As the US intelligence community still reeling from a high-profile scandal involving former vice-president Joe Biden and his son, a case of similar magnitude threatens to shake the spy agencies again. A couple of weeks ago a regional court in the Russian city of Samara began hearing the appeal filed by five defendants in a $1.5 billion Togliattiazot fraud case. Togliattiazot, colloquially known as ToAZ, in early July saw his main shareholders Vladimir Makhlai and his son Sergey, who happens to be a US national, along with ex-CEO Evgeny Korolev and their Swiss partners Andreas Zivy and Beat Ruprecht found guilty of a large-scale embezzlement committed by an organized group and sentenced to 8.5-9 years in prison in absentia. They were also ordered to pay the plant itself and its minority shareholders a total of $1.5 billion.
The investigation of the massive offshore profit siphoning scheme perpetrated by Makhlai and Zivy took law enforcement as much as five years to investigate. Judicial inquiry spanned over an additional 1.5 years. Over this period the defense did little to prove their clients innocent, mostly relying on stalling the hearing for as long as possible. It did not have the desired effect and the judgment was rendered anyway.
Now the Makhlais brought the big gu*s to try and reverse the verdict on appeal. A mystery man named Anthony Virgil Raftopol arrived at the Samara court to testify. He may be already known to those who followed the original trial, as a representative for an offshore Cypriot entity named Florenta Management Ltd. The firm is a major shareholder at the JSC Transammiak pipeline through which most of the ToAZ-produced ammonia is exported.
What’s strange is Mr. Raftopol’s track record as well as his reluctance to even state his address more clearly than “a quarter in Dubai”. He also speaks five languages and worked for oil companies of Syria, Lybia and Iraq. The timeline of his stints with the said companies matches perfectly with the outbursts of war in those countries.

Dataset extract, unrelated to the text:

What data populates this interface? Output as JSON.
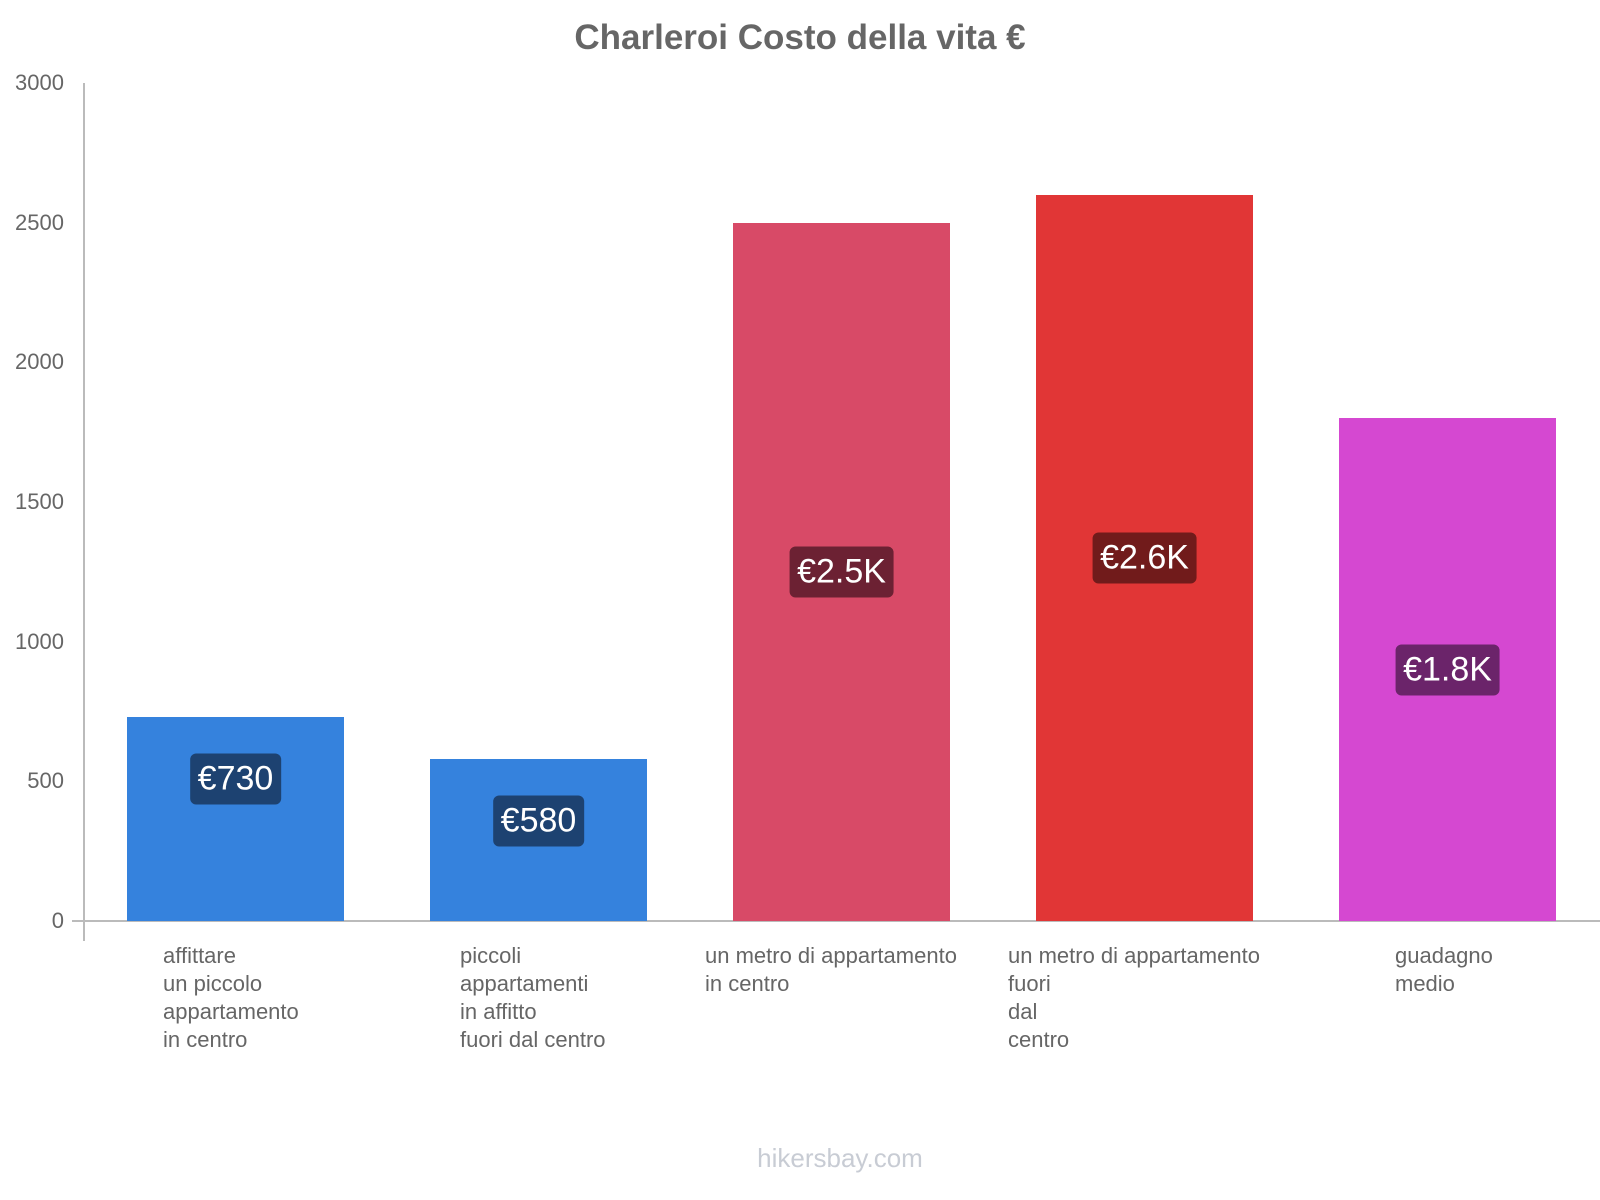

So, it’s plain to see Mr. Raftopol is no ordinary citizen. He is most likely a spy tasked with covering up for Sergey Makhlai. The latter’s multiple passports in the name of George Mack and Serge Makligh suggest he is tied to the FBI with some kind of deal. The nature of this relationship clears up if we remember that Mr. Makligh-Mack has long been rumored to make generous donations to a Bahamas-based unofficial “pension fund” set up by FBI retirees. There’s a good reason to believe that at some point in his life in the US Makhlai was recruited by FBI operatives and made a pact with them which boils down to money for protection.
Anyway, while Anthony Raftopol did appear in the Samara regional court on October 18, he didn’t provide any sensational revelation that would have miraculously cleared his friend “Serge” of all charges that one may expect from a rare occurrence of a US intelligence operative appearing in a Russian court. Instead, he stuck to Makhlais’ trademark stalling tactics. First, he tried to raise an objection during the judge’s opening statement to request a copy of court records and later motioned for the same thing again. He was denied both times because he had been given the copy earlier.
It almost looked like Raftopol was not sure what to do but still decided to act even in the face of a risk of getting his cover blown. That may very well be a clear sign of desperation.
Raftopol is not the only one in this story with possible ties to US intelligence. There’s also Michael Spiritus, son of the CIA officer Alan Spiritus, who is CFO at Zivy-owned grain trader Ameropa AG. Why a son a spy would be the right man for managing Swiss company’s finances one can only wonder.
It’s perfectly understandable why the likes of Raftopol and Spiritus are sitting on a volcano right now. Should their dealings with the Makhlais come to light, another major international scandal would be imminent. The law is harsh towards corrupt intelligence officers in Russia and the US alike.